Noch keine weltweite Sperre

Diese Sperre bestätigte der CAS Mitte März. Doch auch der Richterspruch aus Lausanne ermunterte die UCI nicht zu einer weltweiten Sperre.

Der Weltverband, der noch auf das anhängige CAS-Urteil wartet, begnügte sich gutgläubig mit der Ankündigung des Caisse-d'Epargne-Kapitäns, sein Rennprogramm bis zur endgültigen Entscheidung auszusetzen.

Doch kaum hatte sich die erste Aufregung gelegt, trat Valverde wieder kräftig in die Pedale, gewann die Tour de Romandie, wurde Zweiter bei der Baskenland-Rundfahrt und Dritter bei Lüttich-Bastogne-Lüttich.
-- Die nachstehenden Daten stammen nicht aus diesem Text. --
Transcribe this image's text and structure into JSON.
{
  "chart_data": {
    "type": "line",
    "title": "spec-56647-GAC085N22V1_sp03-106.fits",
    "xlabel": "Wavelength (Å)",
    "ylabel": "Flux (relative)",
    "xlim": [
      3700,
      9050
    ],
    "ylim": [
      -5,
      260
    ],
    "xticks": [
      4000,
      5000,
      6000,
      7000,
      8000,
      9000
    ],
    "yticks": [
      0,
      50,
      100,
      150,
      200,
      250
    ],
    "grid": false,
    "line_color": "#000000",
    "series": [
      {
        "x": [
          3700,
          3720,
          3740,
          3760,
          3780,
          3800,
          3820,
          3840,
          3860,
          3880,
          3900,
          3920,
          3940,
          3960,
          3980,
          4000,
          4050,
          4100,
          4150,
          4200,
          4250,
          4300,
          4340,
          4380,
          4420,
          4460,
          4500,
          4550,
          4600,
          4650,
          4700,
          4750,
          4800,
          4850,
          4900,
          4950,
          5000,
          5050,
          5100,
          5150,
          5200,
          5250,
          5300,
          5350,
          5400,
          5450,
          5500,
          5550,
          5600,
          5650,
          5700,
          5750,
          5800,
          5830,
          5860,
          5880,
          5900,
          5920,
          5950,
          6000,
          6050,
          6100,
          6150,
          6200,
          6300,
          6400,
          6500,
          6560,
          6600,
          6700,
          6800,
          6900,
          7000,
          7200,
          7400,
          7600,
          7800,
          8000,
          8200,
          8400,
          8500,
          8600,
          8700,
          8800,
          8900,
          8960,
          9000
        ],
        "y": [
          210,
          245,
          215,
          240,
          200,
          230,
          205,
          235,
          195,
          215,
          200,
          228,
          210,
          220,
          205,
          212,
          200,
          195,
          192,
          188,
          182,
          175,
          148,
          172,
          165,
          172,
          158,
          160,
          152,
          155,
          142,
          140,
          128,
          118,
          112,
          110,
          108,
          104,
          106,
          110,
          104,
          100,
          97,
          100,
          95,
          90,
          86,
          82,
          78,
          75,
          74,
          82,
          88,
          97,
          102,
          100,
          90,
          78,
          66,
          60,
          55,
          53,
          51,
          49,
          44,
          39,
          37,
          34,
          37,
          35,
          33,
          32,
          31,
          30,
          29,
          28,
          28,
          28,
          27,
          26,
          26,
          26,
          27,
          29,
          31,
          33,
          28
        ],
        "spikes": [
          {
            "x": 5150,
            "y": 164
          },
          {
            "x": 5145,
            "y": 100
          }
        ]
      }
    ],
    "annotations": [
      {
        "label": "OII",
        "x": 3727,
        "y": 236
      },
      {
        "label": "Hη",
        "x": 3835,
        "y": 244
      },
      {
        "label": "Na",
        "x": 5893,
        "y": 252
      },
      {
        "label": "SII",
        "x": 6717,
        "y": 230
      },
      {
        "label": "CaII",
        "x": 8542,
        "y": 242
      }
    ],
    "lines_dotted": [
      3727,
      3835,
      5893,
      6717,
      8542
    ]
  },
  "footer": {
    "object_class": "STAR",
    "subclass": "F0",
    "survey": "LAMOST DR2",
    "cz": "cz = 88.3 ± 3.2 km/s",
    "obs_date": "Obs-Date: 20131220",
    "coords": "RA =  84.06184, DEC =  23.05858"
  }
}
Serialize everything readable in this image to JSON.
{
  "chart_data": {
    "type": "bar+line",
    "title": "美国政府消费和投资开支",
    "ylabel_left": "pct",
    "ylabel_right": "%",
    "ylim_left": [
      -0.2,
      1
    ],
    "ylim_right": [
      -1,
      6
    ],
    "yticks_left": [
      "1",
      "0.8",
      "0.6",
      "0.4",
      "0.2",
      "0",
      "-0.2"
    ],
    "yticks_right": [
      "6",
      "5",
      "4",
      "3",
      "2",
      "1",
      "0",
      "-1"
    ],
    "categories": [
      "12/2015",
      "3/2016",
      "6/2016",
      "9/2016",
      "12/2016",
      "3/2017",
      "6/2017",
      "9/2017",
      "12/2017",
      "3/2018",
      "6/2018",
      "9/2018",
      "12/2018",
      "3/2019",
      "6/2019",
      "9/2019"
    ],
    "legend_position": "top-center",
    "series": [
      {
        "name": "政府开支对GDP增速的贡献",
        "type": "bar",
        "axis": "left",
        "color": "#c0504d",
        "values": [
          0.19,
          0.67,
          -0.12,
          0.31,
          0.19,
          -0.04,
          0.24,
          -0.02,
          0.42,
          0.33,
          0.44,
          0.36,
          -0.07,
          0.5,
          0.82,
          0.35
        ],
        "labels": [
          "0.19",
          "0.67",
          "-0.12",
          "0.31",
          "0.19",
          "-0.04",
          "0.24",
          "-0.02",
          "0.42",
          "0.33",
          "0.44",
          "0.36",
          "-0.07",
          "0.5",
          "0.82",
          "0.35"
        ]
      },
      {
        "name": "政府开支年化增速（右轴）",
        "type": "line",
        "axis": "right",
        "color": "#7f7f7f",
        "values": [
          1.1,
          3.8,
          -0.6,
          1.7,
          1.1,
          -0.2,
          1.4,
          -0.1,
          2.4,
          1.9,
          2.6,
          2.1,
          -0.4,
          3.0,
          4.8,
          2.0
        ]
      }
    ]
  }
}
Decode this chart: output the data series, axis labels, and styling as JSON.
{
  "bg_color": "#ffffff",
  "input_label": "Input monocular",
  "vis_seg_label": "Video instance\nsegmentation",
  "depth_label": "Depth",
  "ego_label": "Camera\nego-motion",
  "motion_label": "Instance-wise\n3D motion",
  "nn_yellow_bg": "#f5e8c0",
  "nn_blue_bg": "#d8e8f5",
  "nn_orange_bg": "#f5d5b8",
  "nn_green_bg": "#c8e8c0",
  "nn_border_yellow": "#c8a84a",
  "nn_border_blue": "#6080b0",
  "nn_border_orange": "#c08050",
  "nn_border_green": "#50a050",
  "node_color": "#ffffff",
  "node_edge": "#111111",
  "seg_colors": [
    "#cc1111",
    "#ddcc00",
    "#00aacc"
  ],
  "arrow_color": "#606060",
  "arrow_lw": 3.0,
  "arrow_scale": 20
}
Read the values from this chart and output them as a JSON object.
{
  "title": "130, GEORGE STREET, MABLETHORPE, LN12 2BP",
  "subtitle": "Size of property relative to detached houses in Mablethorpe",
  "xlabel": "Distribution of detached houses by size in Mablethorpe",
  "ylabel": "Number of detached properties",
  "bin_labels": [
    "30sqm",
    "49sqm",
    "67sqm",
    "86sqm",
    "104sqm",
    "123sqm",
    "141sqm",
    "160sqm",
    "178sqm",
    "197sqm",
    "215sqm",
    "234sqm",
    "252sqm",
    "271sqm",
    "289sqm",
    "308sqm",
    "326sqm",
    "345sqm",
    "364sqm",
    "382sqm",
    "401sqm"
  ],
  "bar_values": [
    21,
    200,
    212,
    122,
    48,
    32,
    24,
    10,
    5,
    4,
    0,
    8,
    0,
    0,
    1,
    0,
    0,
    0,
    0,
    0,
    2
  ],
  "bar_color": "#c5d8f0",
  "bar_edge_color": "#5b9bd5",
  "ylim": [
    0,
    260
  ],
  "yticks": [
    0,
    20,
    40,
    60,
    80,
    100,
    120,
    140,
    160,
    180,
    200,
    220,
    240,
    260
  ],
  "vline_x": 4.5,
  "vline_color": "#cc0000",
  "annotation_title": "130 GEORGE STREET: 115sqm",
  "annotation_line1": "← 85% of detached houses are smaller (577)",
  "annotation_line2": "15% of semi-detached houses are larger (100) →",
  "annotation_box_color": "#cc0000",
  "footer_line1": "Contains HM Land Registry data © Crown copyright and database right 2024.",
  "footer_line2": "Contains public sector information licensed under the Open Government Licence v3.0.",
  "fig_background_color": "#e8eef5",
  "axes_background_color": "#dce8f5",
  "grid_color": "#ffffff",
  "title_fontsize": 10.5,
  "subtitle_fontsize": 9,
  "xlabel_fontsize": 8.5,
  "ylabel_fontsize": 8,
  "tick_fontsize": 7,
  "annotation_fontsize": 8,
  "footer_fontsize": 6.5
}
Valverde fährt munter weiter

So läuft das schon seit mehr als einem Jahr. Fernab von Italien spult Valverde sein Programm herunter - und das äußerst erfolgreich. 2009 gewann er die Katalonien-Rundfahrt, die Dauphine Libere, die Burgos-Rundfahrt und sogar die Vuelta.

Auch bei der WM in Mendrisio, nur wenige Kilometer von der italienischen Grenze entfernt, fuhr er munter am VIP-Zelt von UCI-Präsident Pat McQuaid vorbei.

Teure Verhandlung für die WADA

Die juristischen Auseinandersetzungen haben die WADA fast eine halbe Million Dollar gekostet. "Während der ganzen Zeit hat Valverde weiter vom Sport profitiert. Und dieses Geld wird niemehr zurückgezahlt", klagt Niggli.

Und auch wenn das CAS gegen Valverde entscheidet, bleibt ein weiteres Problem. Wird Valverde für zwei Jahre gesperrt oder muss er nur noch das Ende der Italien-Sperre absitzen?

"Das ist das größte Risiko in der ganzen Angelegenheit", betont Niggli. Hilfreich könnte aber noch eine zweite Angelegenheit sein.

Bei der Operacion Grial, die einen Dopingskandal in Valencia im vergangenen Jahr ans Tageslicht gebracht hatte, soll auch wieder der Name Valverde auftauchen. Die Luft wird also dünn für den Bergspezialisten.